Poster
in
Workshop: DataWorld: Unifying data curation frameworks across domains
Aquilon: Towards Building Multimodal Weather LLMs
Sumanth Varambally · Veeramakali Vignesh Manivannan · Yasaman Jafari · Luyu Han · Zachary Novack · Zhirui Xia · Salva Ruhling Cachay · Srikar Eranky · Brooks(Ruijia) Niu · Taylor Berg-Kirkpatrick · Duncan Watson-Parris · Yian Ma · Rose Yu
Keywords: [ Multimodal Weather ] [ Weather Foundation Models ] [ Scientific Question Answering ] [ Scientific Reasoning ]

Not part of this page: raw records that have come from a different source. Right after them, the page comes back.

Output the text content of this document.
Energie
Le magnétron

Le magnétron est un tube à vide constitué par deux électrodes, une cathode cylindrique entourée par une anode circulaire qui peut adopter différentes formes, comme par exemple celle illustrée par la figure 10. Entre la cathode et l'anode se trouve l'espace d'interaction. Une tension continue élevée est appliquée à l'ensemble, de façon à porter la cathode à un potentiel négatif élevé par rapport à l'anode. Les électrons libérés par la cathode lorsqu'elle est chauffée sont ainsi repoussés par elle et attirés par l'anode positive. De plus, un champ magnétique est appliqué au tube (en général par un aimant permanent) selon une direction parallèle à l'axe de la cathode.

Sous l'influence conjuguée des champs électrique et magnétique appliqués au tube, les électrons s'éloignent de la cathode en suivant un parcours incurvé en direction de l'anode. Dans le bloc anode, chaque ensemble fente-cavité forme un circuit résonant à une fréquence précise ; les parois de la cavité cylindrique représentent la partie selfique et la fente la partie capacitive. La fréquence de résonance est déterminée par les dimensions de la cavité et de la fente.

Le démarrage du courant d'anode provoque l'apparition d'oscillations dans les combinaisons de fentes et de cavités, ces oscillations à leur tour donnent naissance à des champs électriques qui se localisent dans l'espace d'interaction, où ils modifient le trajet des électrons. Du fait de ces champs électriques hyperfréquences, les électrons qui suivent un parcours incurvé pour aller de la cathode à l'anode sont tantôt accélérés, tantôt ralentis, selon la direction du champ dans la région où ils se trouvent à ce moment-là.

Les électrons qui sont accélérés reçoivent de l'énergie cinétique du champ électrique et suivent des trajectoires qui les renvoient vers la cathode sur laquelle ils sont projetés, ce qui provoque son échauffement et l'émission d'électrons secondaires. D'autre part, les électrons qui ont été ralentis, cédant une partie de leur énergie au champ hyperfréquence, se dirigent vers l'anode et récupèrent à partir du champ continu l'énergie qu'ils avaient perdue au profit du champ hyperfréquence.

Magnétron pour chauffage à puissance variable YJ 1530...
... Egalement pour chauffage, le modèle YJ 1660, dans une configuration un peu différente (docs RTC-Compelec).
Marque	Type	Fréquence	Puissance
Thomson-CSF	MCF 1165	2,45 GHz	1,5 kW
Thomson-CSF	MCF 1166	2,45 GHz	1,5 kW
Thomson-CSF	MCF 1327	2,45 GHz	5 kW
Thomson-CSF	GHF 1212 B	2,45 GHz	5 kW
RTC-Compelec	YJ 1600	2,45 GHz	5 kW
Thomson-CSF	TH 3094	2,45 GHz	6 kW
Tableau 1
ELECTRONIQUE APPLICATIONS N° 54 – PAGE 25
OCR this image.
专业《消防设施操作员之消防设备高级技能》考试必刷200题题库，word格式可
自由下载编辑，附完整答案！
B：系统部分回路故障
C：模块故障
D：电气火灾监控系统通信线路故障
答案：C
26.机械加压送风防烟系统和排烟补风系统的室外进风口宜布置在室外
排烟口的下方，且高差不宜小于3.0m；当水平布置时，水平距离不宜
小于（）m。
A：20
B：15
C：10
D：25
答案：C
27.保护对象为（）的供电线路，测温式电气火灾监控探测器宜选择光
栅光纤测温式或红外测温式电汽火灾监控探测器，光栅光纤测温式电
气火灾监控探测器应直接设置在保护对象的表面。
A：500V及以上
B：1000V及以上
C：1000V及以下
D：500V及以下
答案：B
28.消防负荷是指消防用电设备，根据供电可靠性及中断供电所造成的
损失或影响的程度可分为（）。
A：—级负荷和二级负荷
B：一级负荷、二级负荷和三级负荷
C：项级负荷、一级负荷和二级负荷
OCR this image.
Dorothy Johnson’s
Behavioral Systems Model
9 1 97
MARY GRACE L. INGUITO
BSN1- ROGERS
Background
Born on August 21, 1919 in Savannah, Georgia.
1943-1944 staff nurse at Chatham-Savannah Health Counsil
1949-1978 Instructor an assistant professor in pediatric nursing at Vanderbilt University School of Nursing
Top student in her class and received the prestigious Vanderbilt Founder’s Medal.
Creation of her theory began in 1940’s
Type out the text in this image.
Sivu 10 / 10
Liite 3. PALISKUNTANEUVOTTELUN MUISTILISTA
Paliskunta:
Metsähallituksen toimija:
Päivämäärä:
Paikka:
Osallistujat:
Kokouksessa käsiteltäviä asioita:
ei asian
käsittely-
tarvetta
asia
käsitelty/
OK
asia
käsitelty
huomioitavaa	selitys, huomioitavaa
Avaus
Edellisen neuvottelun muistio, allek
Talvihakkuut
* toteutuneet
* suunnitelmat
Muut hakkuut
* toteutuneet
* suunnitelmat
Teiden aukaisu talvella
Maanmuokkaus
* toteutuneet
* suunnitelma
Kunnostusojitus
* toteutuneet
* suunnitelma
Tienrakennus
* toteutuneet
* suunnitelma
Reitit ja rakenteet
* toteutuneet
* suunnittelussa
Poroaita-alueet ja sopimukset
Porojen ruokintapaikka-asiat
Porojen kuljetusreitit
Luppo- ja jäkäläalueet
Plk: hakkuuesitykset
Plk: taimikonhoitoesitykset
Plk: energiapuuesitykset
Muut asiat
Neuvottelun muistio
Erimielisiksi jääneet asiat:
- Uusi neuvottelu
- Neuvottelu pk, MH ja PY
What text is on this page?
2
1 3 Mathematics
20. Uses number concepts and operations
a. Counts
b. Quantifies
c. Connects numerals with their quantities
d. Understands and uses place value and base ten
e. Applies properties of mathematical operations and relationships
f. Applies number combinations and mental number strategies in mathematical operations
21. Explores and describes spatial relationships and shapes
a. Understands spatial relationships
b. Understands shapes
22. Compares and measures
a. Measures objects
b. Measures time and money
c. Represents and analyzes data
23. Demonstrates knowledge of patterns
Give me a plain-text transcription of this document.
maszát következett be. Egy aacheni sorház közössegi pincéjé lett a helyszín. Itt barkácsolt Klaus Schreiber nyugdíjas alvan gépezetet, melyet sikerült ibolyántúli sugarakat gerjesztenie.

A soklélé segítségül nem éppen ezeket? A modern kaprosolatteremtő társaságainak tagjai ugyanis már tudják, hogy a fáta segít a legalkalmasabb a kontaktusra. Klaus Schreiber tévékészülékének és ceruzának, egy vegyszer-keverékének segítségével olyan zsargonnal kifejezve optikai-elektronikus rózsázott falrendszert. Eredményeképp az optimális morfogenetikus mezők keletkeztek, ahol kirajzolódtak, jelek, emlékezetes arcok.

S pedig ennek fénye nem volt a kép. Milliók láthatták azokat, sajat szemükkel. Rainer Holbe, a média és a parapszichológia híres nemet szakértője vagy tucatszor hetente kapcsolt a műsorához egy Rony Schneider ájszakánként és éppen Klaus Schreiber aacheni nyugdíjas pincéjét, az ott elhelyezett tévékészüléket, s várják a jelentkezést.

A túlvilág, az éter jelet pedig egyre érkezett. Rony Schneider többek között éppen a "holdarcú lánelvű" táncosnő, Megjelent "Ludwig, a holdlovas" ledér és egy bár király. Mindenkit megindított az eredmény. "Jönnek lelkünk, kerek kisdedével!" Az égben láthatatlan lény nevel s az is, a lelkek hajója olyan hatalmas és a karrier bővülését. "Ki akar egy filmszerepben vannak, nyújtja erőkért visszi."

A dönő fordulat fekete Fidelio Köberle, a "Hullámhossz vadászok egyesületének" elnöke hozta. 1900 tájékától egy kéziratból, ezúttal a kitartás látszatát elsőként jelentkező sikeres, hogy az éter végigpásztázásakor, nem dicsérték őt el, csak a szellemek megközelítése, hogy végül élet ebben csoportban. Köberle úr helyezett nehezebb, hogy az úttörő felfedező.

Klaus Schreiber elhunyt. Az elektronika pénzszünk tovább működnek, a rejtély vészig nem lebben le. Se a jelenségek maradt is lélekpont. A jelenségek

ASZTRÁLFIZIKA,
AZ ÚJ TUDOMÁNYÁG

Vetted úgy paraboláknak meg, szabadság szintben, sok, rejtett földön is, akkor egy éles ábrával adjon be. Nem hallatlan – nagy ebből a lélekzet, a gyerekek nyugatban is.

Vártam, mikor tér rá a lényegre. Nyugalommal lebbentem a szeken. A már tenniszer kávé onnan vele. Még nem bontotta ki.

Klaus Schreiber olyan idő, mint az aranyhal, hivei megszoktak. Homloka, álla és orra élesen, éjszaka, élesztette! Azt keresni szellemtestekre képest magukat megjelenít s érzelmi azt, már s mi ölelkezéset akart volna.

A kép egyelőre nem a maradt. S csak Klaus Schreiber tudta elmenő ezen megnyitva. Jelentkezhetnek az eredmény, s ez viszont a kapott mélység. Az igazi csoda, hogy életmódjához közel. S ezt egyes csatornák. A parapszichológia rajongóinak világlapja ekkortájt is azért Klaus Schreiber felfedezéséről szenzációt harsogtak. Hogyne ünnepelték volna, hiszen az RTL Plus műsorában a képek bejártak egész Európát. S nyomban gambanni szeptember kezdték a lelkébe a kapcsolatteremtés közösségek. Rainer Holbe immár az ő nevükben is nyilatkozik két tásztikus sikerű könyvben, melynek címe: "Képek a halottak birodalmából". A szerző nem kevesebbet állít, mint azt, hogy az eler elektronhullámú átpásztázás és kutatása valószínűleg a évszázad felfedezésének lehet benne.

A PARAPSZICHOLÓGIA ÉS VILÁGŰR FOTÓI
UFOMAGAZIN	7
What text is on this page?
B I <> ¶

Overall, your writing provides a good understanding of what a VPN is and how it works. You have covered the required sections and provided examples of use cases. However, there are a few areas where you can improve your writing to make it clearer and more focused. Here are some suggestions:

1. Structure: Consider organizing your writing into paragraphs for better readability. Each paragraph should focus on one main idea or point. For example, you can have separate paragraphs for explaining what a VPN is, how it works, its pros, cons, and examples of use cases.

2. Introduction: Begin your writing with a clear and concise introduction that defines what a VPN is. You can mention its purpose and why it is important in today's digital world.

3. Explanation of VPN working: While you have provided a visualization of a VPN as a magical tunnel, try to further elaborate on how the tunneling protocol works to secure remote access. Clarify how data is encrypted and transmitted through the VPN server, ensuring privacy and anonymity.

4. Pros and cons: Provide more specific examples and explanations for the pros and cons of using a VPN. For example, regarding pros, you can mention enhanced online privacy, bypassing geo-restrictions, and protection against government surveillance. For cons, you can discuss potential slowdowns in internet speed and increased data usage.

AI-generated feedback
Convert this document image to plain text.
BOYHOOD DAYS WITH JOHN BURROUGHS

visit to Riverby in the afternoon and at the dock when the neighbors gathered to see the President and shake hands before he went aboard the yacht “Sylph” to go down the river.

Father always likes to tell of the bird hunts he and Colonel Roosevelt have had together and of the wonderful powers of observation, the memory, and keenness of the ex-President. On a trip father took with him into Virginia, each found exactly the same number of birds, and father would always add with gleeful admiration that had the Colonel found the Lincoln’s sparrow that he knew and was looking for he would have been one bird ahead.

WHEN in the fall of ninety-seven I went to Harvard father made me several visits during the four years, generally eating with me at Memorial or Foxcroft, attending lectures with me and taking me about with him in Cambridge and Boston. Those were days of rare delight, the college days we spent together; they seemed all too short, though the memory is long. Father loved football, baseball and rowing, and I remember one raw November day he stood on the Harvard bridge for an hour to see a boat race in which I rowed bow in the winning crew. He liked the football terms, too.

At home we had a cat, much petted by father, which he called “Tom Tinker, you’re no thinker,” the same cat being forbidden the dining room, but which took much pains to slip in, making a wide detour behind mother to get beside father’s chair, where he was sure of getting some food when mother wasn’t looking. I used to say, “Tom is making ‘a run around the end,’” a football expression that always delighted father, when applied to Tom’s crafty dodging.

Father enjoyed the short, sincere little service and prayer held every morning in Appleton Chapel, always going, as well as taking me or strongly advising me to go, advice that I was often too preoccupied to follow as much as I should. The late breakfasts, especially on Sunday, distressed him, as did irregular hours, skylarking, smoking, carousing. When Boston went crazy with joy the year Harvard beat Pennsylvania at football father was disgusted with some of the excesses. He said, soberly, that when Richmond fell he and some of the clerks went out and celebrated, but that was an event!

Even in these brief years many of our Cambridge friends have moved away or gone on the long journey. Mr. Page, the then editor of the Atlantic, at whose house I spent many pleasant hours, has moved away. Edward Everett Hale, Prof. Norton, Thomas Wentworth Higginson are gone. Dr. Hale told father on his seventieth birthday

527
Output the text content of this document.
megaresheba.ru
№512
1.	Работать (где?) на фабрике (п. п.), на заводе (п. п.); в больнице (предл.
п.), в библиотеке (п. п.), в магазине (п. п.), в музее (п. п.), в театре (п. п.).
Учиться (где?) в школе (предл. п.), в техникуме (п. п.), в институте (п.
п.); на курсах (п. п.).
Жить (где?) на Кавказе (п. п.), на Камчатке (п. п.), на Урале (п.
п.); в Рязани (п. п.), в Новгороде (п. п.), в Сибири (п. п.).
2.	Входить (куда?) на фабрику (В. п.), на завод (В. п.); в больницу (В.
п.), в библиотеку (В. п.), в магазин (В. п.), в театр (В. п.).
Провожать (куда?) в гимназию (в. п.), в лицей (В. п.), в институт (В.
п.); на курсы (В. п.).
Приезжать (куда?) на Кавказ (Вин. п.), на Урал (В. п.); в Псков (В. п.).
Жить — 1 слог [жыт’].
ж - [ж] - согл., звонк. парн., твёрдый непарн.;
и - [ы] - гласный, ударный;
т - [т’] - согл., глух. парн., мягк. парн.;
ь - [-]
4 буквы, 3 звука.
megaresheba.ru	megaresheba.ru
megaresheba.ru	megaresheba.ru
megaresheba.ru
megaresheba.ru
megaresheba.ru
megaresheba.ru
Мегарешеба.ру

Recent advancements in weather foundation models—pre-trained on vast amounts of structured numerical data—have set new standards in weather forecasting accuracy. However, their lack of language-based reasoning capabilities leaves a critical opportunity untapped for human-in-the-loop analysis systems. In contrast, large language models (LLMs) excel at understanding and generating text, but they struggle with high-dimensional weather inputs like meteorological datasets. In this work, we take a significant step towards bridging this gap by enabling multimodal LLMs to reason over complex weather data. We address two fundamental challenges: (1) the absence of large-scale, multitask, multimodal datasets for weather reasoning, and (2) the lack of methods for embedding multi-channel weather data into LLM-compatible representations. To tackle these, we introduce a scalable data generation pipeline that constructs diverse question-answer pairs across a wide spectrum of weather-related tasks, from basic lookups to advanced forecasting and extreme event detection. We also leverage pretrained weather foundation models to extract low-dimensional embeddings of weather fields, enabling their integration with LLMs. Our experiments reveal that multimodal weather reasoning is a challenging problem that current models only partially address—highlighting the need for more effective weather representations and richer training data to fully unlock the potential of LLMs in meteorological applications.